The paper concludes that the “passthrough experience can inspire awe and lends itself to many applications, but will also likely cause visual aftereffects, lapses in judgments of distance, induce simulator sickness, and interfere with social connection.” I can certainly attest to that.
The authors also suggest — as any good researcher should — that more research is needed before people start to wear passthrough headsets for long periods of time.
Even though the paper’s authors claim to have included the Apple Vision Pro in their tests, it’s hard to tell whether any of their conclusions are based on the very substantial differences between the Vision Pro and the Quest 3 that most of their work is based on.
I suspect that the Quest 3 experience dominated here — meaning that research using the Vision Pro may throw up different results. Nevertheless the challenges the authors highlight are likely to remain important if headsets like the Vision Pro are widely used.
Then there are the privacy issues. The Vision pro sucks up everything around it into a digitized stream — including what’s there, who’s there, and what’s going on. As Geoffrey Fowler wrote a couple of days ago in the Washington Post, “Imagine you’re in a waiting room, and someone sits next to you with four iPhones strapped to their forehead. You might swiftly relocate. Yet that is exactly what’s happening when someone straps on Apple’s new Vision Pro headset.”
While I’m sure Apple are working hard to address concerns here, the possibility of wearable tech being used to monitor the people around the user was a thorn in the side of Google Glass. Then there’s the account of Steve Mann who was allegedly assaulted back in 2012 for not removing a wearable computing system — in this case the attack was especially egregious as the hardware was physically attached to Mann’s face!
These are serious issues — my own take is that if wearable tech festooned with sensors is going to become socially acceptable, we’ll need some recalibration of how we collectively think about privacy in the future.

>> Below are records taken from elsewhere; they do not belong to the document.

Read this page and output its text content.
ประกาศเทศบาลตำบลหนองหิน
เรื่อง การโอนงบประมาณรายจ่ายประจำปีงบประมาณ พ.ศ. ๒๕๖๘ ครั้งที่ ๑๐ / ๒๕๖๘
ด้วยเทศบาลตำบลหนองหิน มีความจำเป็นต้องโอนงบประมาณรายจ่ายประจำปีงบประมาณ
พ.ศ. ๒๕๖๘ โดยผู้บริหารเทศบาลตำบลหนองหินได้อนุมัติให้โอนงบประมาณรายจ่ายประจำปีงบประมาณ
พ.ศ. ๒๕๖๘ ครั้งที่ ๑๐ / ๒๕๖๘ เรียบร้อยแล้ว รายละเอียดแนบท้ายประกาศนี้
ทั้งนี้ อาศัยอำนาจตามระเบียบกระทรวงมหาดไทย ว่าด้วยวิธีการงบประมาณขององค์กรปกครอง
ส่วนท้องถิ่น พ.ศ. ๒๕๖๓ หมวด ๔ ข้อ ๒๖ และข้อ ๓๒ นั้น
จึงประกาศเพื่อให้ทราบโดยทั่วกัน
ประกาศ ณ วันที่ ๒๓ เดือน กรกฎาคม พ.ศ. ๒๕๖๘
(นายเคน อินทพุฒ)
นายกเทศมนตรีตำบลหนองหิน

And it may be that issues of privacy, usability, and how enthusiastic people are about spending their life strapped into a head-worn computer, will lead to the Vision Pro being Apple’s Google Glass.
But it’s also quite possible that the Vision Pro will mark a change of the blended reality guard as the tech becomes better and people are more accepting of it into their lives.
If this is the case, we’re facing interesting times ahead — possibly not so much with the Vision Pro (although I may well be wrong here), but with what comes after it — as we adjust as a society to living in a reality that is no longer constrained by … well … reality.
In the meantime, for all its flaws, I’m impressed with what Apple have achieved, and will be continuing to explore where this new “computer for our faces” takes us!